Abstract
1050
Objectives: Fall-related injuries represent a leading cause for hospitalization, disability, and death in elderly patients, and those with amnestic mild cognitive impairment (MCI) have an even higher incidence of falling. In this study, we employed FDG-PET in examining the ability of alterations in regional cerebral metabolism to distinguish MCI patients at heightened risk for suffering subsequent falls.
Methods: A total of 228 FDG-PET brain scans were analyzed, prospectively acquired from 114 MCI subjects enrolled in the Alzheimer’s Disease Neuroimaging Initiative at over 50 sites in U.S. and Canada. Each subject underwent clinical evaluation and neuroimaging studies at 6 to 12 month intervals, over a period of years; 61 were documented to suffer a fall incident subsequent to the time of their baseline PET scan (MCI-F), while 53 age-matched subjects had no subsequent fall documented during long-term follow-up (MCI-N). For MCI-F subjects, FDG-PET scans acquired at baseline and the last time point preceding date of first falling were included; for MCI-N subjects, FDG-PET scans acquired at baseline and the last time available were analyzed. Standardized volume of interest (sVOI) methods were used to assess magnitude of regional metabolism as normalized to the metabolism of each subject’s pons, in 11 non-cortical and 36 cortical volumes defined in each scan. Statistical parametric mapping (spm) methods were used to assess significance of interval changes on a voxel-by-voxel basis by paired t-test analyses, and voxel clusters undergoing the most significant changes were identified after Family Wise Error (FWE)-based correction for multiple comparisons. Rates of longitudinal change were calculated as the interval difference in magnitude of metabolism in each sVOI divided by the number of months intervening between scans, for each subject.

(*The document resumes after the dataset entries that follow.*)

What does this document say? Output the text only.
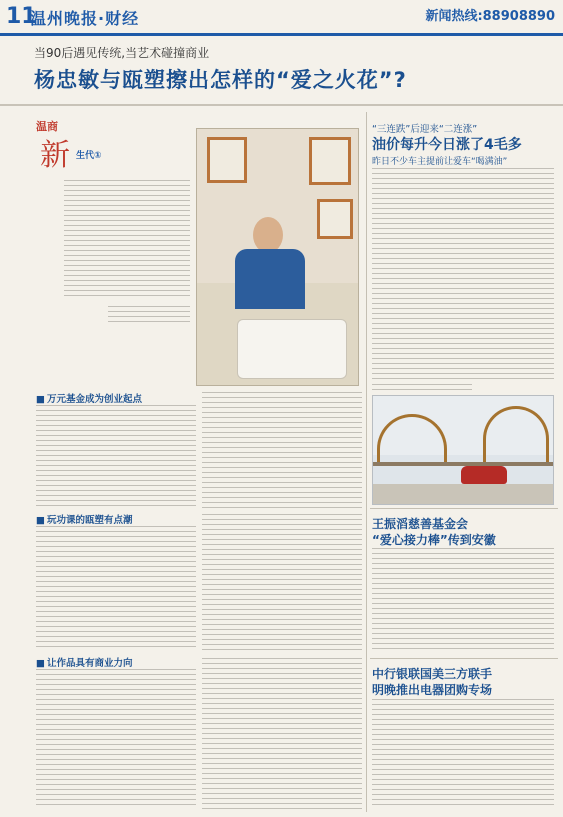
11
温州晚报·财经	新闻热线:88908890
当90后遇见传统,当艺术碰撞商业
杨忠敏与瓯塑擦出怎样的“爱之火花”?
温商
新 生代①
■ 万元基金成为创业起点
■ 玩功课的瓯塑有点潮
■ 让作品具有商业力向
“三连跌”后迎来“二连涨”
油价每升今日涨了4毛多
昨日不少车主提前让爱车“喝满油”
王振滔慈善基金会
“爱心接力棒”传到安徽
中行银联国美三方联手
明晚推出电器团购专场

Results: Among the 47 sVOI’s examined, thalamus underwent greatest normalized decline, with respect to both magnitude and significance, in MCI-F and MCI-N groups, consistent with general diminishment in metabolism of forebrain relative to brainstem over time. After thalamus, in MCI-F subjects cerebellar vermis was the sVOI demonstrating the most significant decline, yet was one of the two most stable brain regions in MCI-N subjects, and mean rate of metabolic decline of the vermis was 4.6 times faster in MCI-F than in MCI-N subjects. Among cortical regions, bilateral parietotemporal and bilateral posterior cingulate cortex declined the most significantly in MCI-N, corresponding to areas of expected decline in populations enriched for having pre-dementia due to Alzheimer’s disease (AD). In contrast, the four sVOI’s demonstrating most significant decline in MCI-F subjects included, in addition to left parietotemporal and right posterior cingulate cortex, right associative visual and right primary visual cortical areas. In MCI-F subjects, spm analysis identified significant decline in the precuneus area (PFWE<0.0005), while age-matched MCI-N subjects experienced significant decline in posterior and anterior cingulate metabolism (PFWE=0.01; PFWE=0.04, respectively).
Conclusions: In MCI patients, accelerated rates of decline in vermis and occipital metabolism, as well as significantly declining precuneus metabolism -- as identified through interval regional changes in FDG-PET data -- were associated with suffering subsequent fall events.